Women tend to have milder symptoms and are most often diagnosed during their 20s or 30s. Women are also at a higher risk of having bipolar, along with another medical condition like anxiety. Women face a higher risk of relapse due to hormonal changes related to events such as pregnancy or menstruation.
Men are likely diagnosed when they are older. Men are at a higher risk of experiencing severe episodes of mania, including acting out. Men are also less likely to seek help while at a higher risk of self-harm or engaging in risky behavior.
Treatment And Self-Help For Bipolar Disorder
Is it true treatment helps establish bipolar remission? Once a treatment plan is established, people with bipolar may see symptoms stabilize for weeks or months in some cases. There are different aspects of treatment to consider, including medication, therapy, and self-help techniques. Many learning to manage their symptoms find a combination of these options is most effective.
Medications include options to stabilize your mood for the short or long term. Many participate in counseling or therapy sessions to work through their emotions and find solutions to make it easier to cope. Therapy options such as cognitive-behavioral therapy and interpersonal therapy help understand your thinking patterns while working to change habits to manage your symptoms and live better. Other alternatives people found beneficial as part of their treatment include supplements, acupuncture, and sleep medicine.
Making changes to your lifestyle plays a significant role as part of self-help. It helps with accepting your diagnosis and conforming to your new reality. Lifestyle changes include setting a schedule for eating, sleeping, and exercising.
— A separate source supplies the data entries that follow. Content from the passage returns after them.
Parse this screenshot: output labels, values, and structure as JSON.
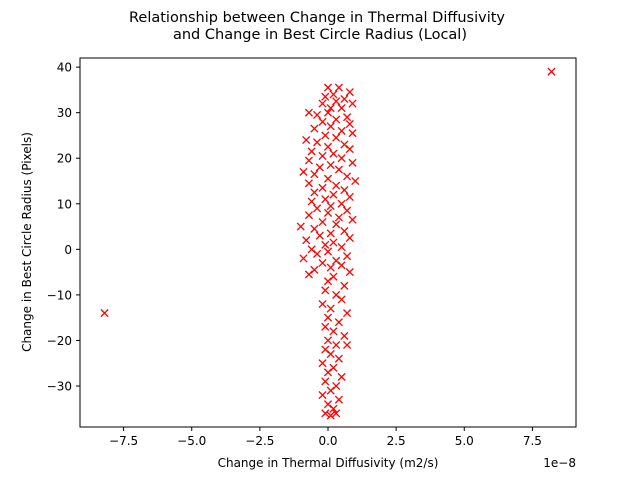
{
  "chart_data": {
    "type": "scatter",
    "title_lines": [
      "Relationship between Change in Thermal Diffusivity",
      "and Change in Best Circle Radius (Local)"
    ],
    "xlabel": "Change in Thermal Diffusivity (m2/s)",
    "ylabel": "Change in Best Circle Radius (Pixels)",
    "x_offset_text": "1e−8",
    "xlim": [
      -9.1,
      9.1
    ],
    "ylim": [
      -39,
      42
    ],
    "x_ticks": [
      {
        "value": -7.5,
        "label": "−7.5"
      },
      {
        "value": -5.0,
        "label": "−5.0"
      },
      {
        "value": -2.5,
        "label": "−2.5"
      },
      {
        "value": 0.0,
        "label": "0.0"
      },
      {
        "value": 2.5,
        "label": "2.5"
      },
      {
        "value": 5.0,
        "label": "5.0"
      },
      {
        "value": 7.5,
        "label": "7.5"
      }
    ],
    "y_ticks": [
      {
        "value": -30,
        "label": "−30"
      },
      {
        "value": -20,
        "label": "−20"
      },
      {
        "value": -10,
        "label": "−10"
      },
      {
        "value": 0,
        "label": "0"
      },
      {
        "value": 10,
        "label": "10"
      },
      {
        "value": 20,
        "label": "20"
      },
      {
        "value": 30,
        "label": "30"
      },
      {
        "value": 40,
        "label": "40"
      }
    ],
    "marker": "x",
    "color": "#ff0000",
    "grid": false,
    "legend": "none",
    "points": [
      {
        "x": -8.2,
        "y": -14
      },
      {
        "x": 8.2,
        "y": 39
      },
      {
        "x": 0.0,
        "y": 35.5
      },
      {
        "x": 0.4,
        "y": 35.5
      },
      {
        "x": 0.8,
        "y": 34.5
      },
      {
        "x": 0.2,
        "y": 34
      },
      {
        "x": -0.1,
        "y": 33.5
      },
      {
        "x": 0.6,
        "y": 33
      },
      {
        "x": -0.2,
        "y": 32
      },
      {
        "x": 0.3,
        "y": 32.5
      },
      {
        "x": 0.9,
        "y": 32
      },
      {
        "x": 0.1,
        "y": 31
      },
      {
        "x": 0.5,
        "y": 31
      },
      {
        "x": -0.7,
        "y": 30
      },
      {
        "x": -0.4,
        "y": 29.5
      },
      {
        "x": 0.0,
        "y": 30
      },
      {
        "x": 0.7,
        "y": 29
      },
      {
        "x": 0.3,
        "y": 28.5
      },
      {
        "x": -0.2,
        "y": 28
      },
      {
        "x": 0.8,
        "y": 27.5
      },
      {
        "x": 0.1,
        "y": 27
      },
      {
        "x": -0.5,
        "y": 26.5
      },
      {
        "x": 0.5,
        "y": 26
      },
      {
        "x": 0.9,
        "y": 25.5
      },
      {
        "x": -0.1,
        "y": 25
      },
      {
        "x": 0.3,
        "y": 24.5
      },
      {
        "x": -0.8,
        "y": 24
      },
      {
        "x": -0.4,
        "y": 23.5
      },
      {
        "x": 0.6,
        "y": 23
      },
      {
        "x": 0.0,
        "y": 22.5
      },
      {
        "x": 0.8,
        "y": 22
      },
      {
        "x": -0.6,
        "y": 21.5
      },
      {
        "x": 0.2,
        "y": 21
      },
      {
        "x": -0.2,
        "y": 20.5
      },
      {
        "x": 0.5,
        "y": 20
      },
      {
        "x": -0.7,
        "y": 19.5
      },
      {
        "x": 0.9,
        "y": 19
      },
      {
        "x": 0.1,
        "y": 18.5
      },
      {
        "x": -0.3,
        "y": 18
      },
      {
        "x": 0.4,
        "y": 17.5
      },
      {
        "x": -0.9,
        "y": 17
      },
      {
        "x": -0.5,
        "y": 16.5
      },
      {
        "x": 0.7,
        "y": 16
      },
      {
        "x": 0.0,
        "y": 15.5
      },
      {
        "x": 1.0,
        "y": 15
      },
      {
        "x": -0.7,
        "y": 14.5
      },
      {
        "x": 0.3,
        "y": 14
      },
      {
        "x": -0.2,
        "y": 13.5
      },
      {
        "x": 0.6,
        "y": 13
      },
      {
        "x": -0.5,
        "y": 12.5
      },
      {
        "x": 0.2,
        "y": 12
      },
      {
        "x": 0.8,
        "y": 11.5
      },
      {
        "x": -0.1,
        "y": 11
      },
      {
        "x": -0.6,
        "y": 10.5
      },
      {
        "x": 0.5,
        "y": 10
      },
      {
        "x": 0.1,
        "y": 9.5
      },
      {
        "x": -0.4,
        "y": 9
      },
      {
        "x": 0.7,
        "y": 8.5
      },
      {
        "x": 0.0,
        "y": 8
      },
      {
        "x": -0.7,
        "y": 7.5
      },
      {
        "x": 0.4,
        "y": 7
      },
      {
        "x": 0.9,
        "y": 6.5
      },
      {
        "x": -0.2,
        "y": 6
      },
      {
        "x": 0.3,
        "y": 5.5
      },
      {
        "x": -1.0,
        "y": 5
      },
      {
        "x": -0.5,
        "y": 4.5
      },
      {
        "x": 0.6,
        "y": 4
      },
      {
        "x": 0.1,
        "y": 3.5
      },
      {
        "x": -0.3,
        "y": 3
      },
      {
        "x": 0.8,
        "y": 2.5
      },
      {
        "x": -0.8,
        "y": 2
      },
      {
        "x": 0.2,
        "y": 1.5
      },
      {
        "x": -0.1,
        "y": 1
      },
      {
        "x": 0.5,
        "y": 0.5
      },
      {
        "x": -0.6,
        "y": 0
      },
      {
        "x": 0.0,
        "y": -0.5
      },
      {
        "x": -0.4,
        "y": -1
      },
      {
        "x": 0.7,
        "y": -1.5
      },
      {
        "x": -0.9,
        "y": -2
      },
      {
        "x": 0.3,
        "y": -2.5
      },
      {
        "x": -0.2,
        "y": -3
      },
      {
        "x": 0.5,
        "y": -3.5
      },
      {
        "x": 0.1,
        "y": -4
      },
      {
        "x": -0.5,
        "y": -4.5
      },
      {
        "x": 0.8,
        "y": -5
      },
      {
        "x": -0.7,
        "y": -5.5
      },
      {
        "x": 0.2,
        "y": -6
      },
      {
        "x": 0.0,
        "y": -7
      },
      {
        "x": 0.6,
        "y": -8
      },
      {
        "x": -0.1,
        "y": -9
      },
      {
        "x": 0.3,
        "y": -10
      },
      {
        "x": 0.5,
        "y": -11
      },
      {
        "x": -0.2,
        "y": -12
      },
      {
        "x": 0.1,
        "y": -13
      },
      {
        "x": 0.7,
        "y": -14
      },
      {
        "x": 0.0,
        "y": -15
      },
      {
        "x": 0.4,
        "y": -16
      },
      {
        "x": -0.1,
        "y": -17
      },
      {
        "x": 0.2,
        "y": -18
      },
      {
        "x": 0.6,
        "y": -19
      },
      {
        "x": 0.0,
        "y": -20
      },
      {
        "x": 0.3,
        "y": -21
      },
      {
        "x": 0.7,
        "y": -21
      },
      {
        "x": -0.1,
        "y": -22
      },
      {
        "x": 0.1,
        "y": -23
      },
      {
        "x": 0.4,
        "y": -24
      },
      {
        "x": -0.2,
        "y": -25
      },
      {
        "x": 0.2,
        "y": -26
      },
      {
        "x": 0.0,
        "y": -27
      },
      {
        "x": 0.5,
        "y": -28
      },
      {
        "x": -0.1,
        "y": -29
      },
      {
        "x": 0.3,
        "y": -30
      },
      {
        "x": 0.1,
        "y": -31
      },
      {
        "x": -0.2,
        "y": -32
      },
      {
        "x": 0.4,
        "y": -33
      },
      {
        "x": 0.0,
        "y": -34
      },
      {
        "x": 0.2,
        "y": -35
      },
      {
        "x": -0.1,
        "y": -36
      },
      {
        "x": 0.3,
        "y": -36
      },
      {
        "x": 0.1,
        "y": -36.5
      }
    ]
  }
}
You may gain awareness of mood changes when they occur. You may have a support system, including close family and friends that understand your diagnosis and treatment.
Helping yourself also means staying informed. Gain as much knowledge as possible about bipolar disorder. What you learn will assist you during recovery. Know ways to keep your stress levels down by avoiding situations that make you feel uncomfortable. Know who to turn to when you need encouragement. Getting help for symptoms as soon as they are recognized can make a difference. Treatment is long-term, and adjustments may be necessary if relapse occurs.
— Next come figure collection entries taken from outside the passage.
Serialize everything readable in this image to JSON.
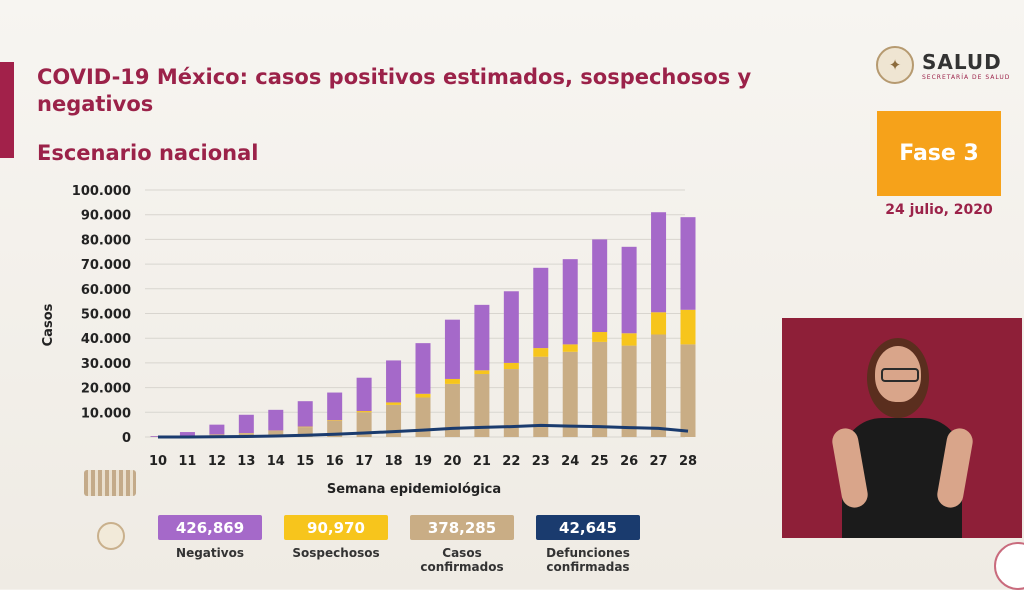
{
  "header": {
    "title": "COVID-19 México: casos positivos estimados, sospechosos y negativos",
    "subtitle": "Escenario nacional",
    "logo_text": "SALUD",
    "logo_subtext": "SECRETARÍA DE SALUD"
  },
  "phase": {
    "label": "Fase 3",
    "date": "24 julio, 2020"
  },
  "legend": [
    {
      "value": "426,869",
      "label": "Negativos",
      "color": "#a569c9"
    },
    {
      "value": "90,970",
      "label": "Sospechosos",
      "color": "#f7c51c"
    },
    {
      "value": "378,285",
      "label": "Casos confirmados",
      "color": "#c9ad85"
    },
    {
      "value": "42,645",
      "label": "Defunciones confirmadas",
      "color": "#1a3b6e"
    }
  ],
  "chart_data": {
    "type": "bar",
    "stacked": true,
    "xlabel": "Semana epidemiológica",
    "ylabel": "Casos",
    "ylim": [
      0,
      100000
    ],
    "y_ticks": [
      "0",
      "10.000",
      "20.000",
      "30.000",
      "40.000",
      "50.000",
      "60.000",
      "70.000",
      "80.000",
      "90.000",
      "100.000"
    ],
    "grid": true,
    "categories": [
      "10",
      "11",
      "12",
      "13",
      "14",
      "15",
      "16",
      "17",
      "18",
      "19",
      "20",
      "21",
      "22",
      "23",
      "24",
      "25",
      "26",
      "27",
      "28"
    ],
    "series": [
      {
        "name": "Casos confirmados",
        "color": "#c9ad85",
        "values": [
          100,
          400,
          900,
          1500,
          2500,
          4000,
          6500,
          10000,
          13000,
          16000,
          21500,
          25500,
          27500,
          32500,
          34500,
          38500,
          37000,
          41500,
          37500
        ]
      },
      {
        "name": "Sospechosos",
        "color": "#f7c51c",
        "values": [
          0,
          0,
          100,
          100,
          100,
          200,
          300,
          500,
          1000,
          1500,
          2000,
          1500,
          2500,
          3500,
          3000,
          4000,
          5000,
          9000,
          14000
        ]
      },
      {
        "name": "Negativos",
        "color": "#a569c9",
        "values": [
          300,
          1600,
          4000,
          7400,
          8400,
          10300,
          11200,
          13500,
          17000,
          20500,
          24000,
          26500,
          29000,
          32500,
          34500,
          37500,
          35000,
          40500,
          37500
        ]
      }
    ],
    "line_series": {
      "name": "Defunciones confirmadas",
      "color": "#1a3b6e",
      "values": [
        0,
        20,
        80,
        200,
        400,
        700,
        1100,
        1600,
        2200,
        2800,
        3500,
        3900,
        4200,
        4700,
        4400,
        4200,
        3800,
        3500,
        2400
      ]
    }
  }
}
Anytime you need support, someone is always available. If you have thoughts of harming yourself, you can get help. There are many sources available online, providing mental health support by phone, email, and text. An example includes support available through the National Suicide Prevention Lifeline at 1-800-278-TALK or visits their website.
It is essential to understand bipolar disorder facts because the condition affects people differently. Recognizing signs and symptoms is crucial to obtaining a proper diagnosis and effective treatment.